I think I left something in your back seat.... It was my integrity
saw "Pah-jure" lube. Thought of you. Wearing the same clothes to work tomorrow.
I stayed in, ate a pint of Hagen daas and watched a movie about aids. Soooooooo single.
she's just sitting in a corner ripping all of the filters off her menthols
I got tired of walking to the bathroom that I decided to throw up in a cup. I now have 3 cups full of vomit on top of my mini fridge
Any little, cute, petite blondes with you?
Nah, I got some slutty brunettes though.
ever have one of those nights where you feel like you should leave the house with your insurance card? that is tonight, my friend.
we're driving around with this really dirty (unclean and inappropriate) 60 year old ex-san quintin con named old skool d that my brother knows and hes bringing us to get weed. what is montana?
The hot guy sitting next to me in the lib is reading a book called "Impersonal sex in public places." How wrong would it be to give him my number when I bounce?
Don't think anyone else in the building has a lunchbox full of yay
Hey there's a sandwich in there too!
oh and speaking of men I've slept with. Ryan lost 1/3 of a testicle zip lining
The spark has left our relationship. i used to make slightly inflammatory jokes at you. you would retaliate in jest. look at this. look at what is happening here.

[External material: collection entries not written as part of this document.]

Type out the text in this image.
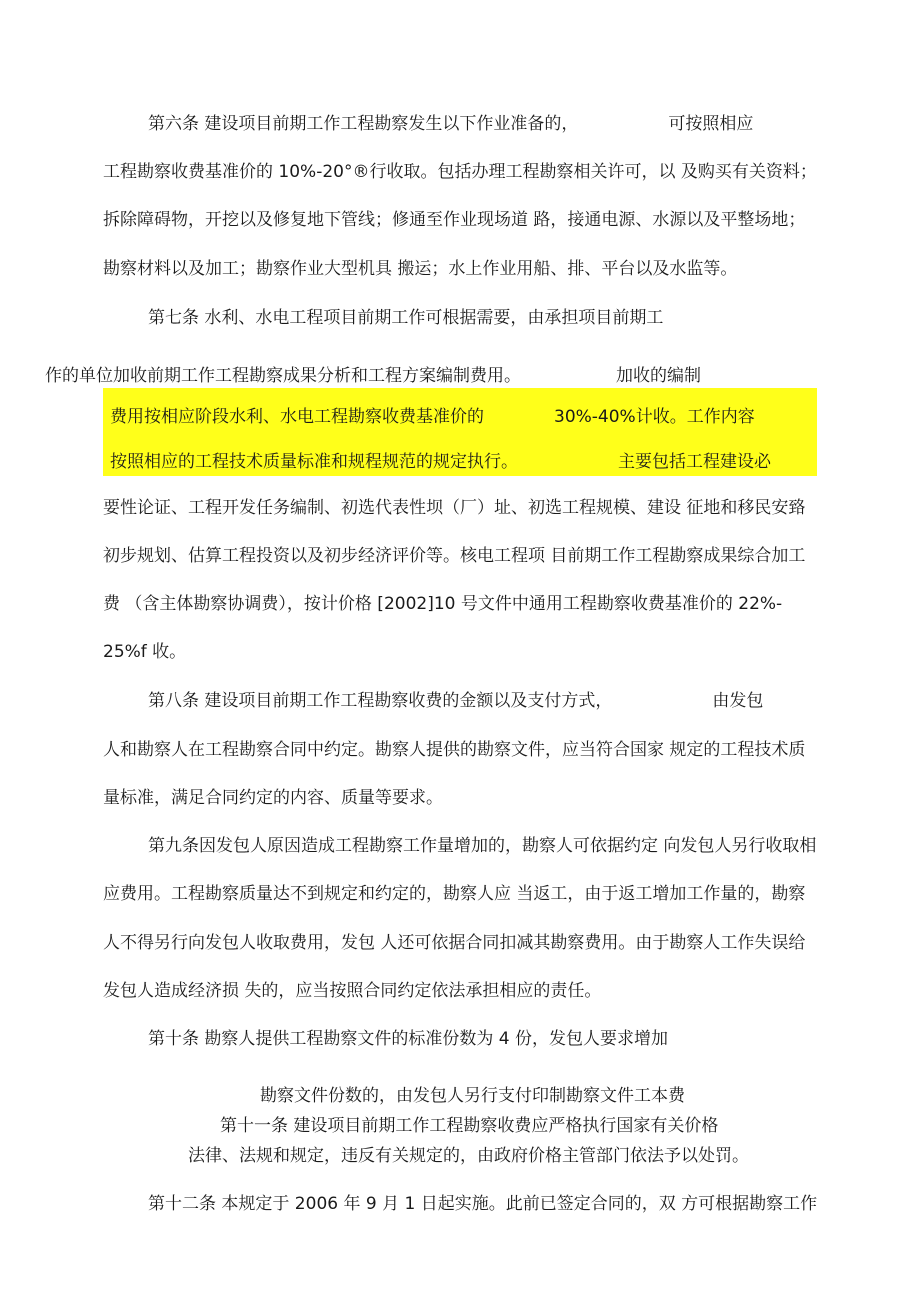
第六条 建设项目前期工作工程勘察发生以下作业准备的，	可按照相应
工程勘察收费基准价的 10%-20°®行收取。包括办理工程勘察相关许可，以 及购买有关资料；
拆除障碍物，开挖以及修复地下管线；修通至作业现场道 路，接通电源、水源以及平整场地；
勘察材料以及加工；勘察作业大型机具 搬运；水上作业用船、排、平台以及水监等。
第七条 水利、水电工程项目前期工作可根据需要，由承担项目前期工
作的单位加收前期工作工程勘察成果分析和工程方案编制费用。	加收的编制
费用按相应阶段水利、水电工程勘察收费基准价的	30%-40%计收。工作内容
按照相应的工程技术质量标准和规程规范的规定执行。	主要包括工程建设必
要性论证、工程开发任务编制、初选代表性坝（厂）址、初选工程规模、建设 征地和移民安臵
初步规划、估算工程投资以及初步经济评价等。核电工程项 目前期工作工程勘察成果综合加工
费 （含主体勘察协调费），按计价格 [2002]10 号文件中通用工程勘察收费基准价的 22%-
25%f 收。
第八条 建设项目前期工作工程勘察收费的金额以及支付方式，	由发包
人和勘察人在工程勘察合同中约定。勘察人提供的勘察文件，应当符合国家 规定的工程技术质
量标准，满足合同约定的内容、质量等要求。
第九条因发包人原因造成工程勘察工作量增加的，勘察人可依据约定 向发包人另行收取相
应费用。工程勘察质量达不到规定和约定的，勘察人应 当返工，由于返工增加工作量的，勘察
人不得另行向发包人收取费用，发包 人还可依据合同扣减其勘察费用。由于勘察人工作失误给
发包人造成经济损 失的，应当按照合同约定依法承担相应的责任。
第十条 勘察人提供工程勘察文件的标准份数为 4 份，发包人要求增加
勘察文件份数的，由发包人另行支付印制勘察文件工本费
第十一条 建设项目前期工作工程勘察收费应严格执行国家有关价格
法律、法规和规定，违反有关规定的，由政府价格主管部门依法予以处罚。
第十二条 本规定于 2006 年 9 月 1 日起实施。此前已签定合同的，双 方可根据勘察工作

I don't think I've ever met a guy with a bush bad enough that I would choose a cactus over it.
What, so now you are his nutritionist and his fuck buddy?
You were so drunk you told some dude your life story in one short sentence... and kissed his fiancé. You're invited to the wedding.
He asked if I was a pirate because my "arrrrrrrrse" was worth burying. 10/10 for effort, 20/10 for serial killer vibes.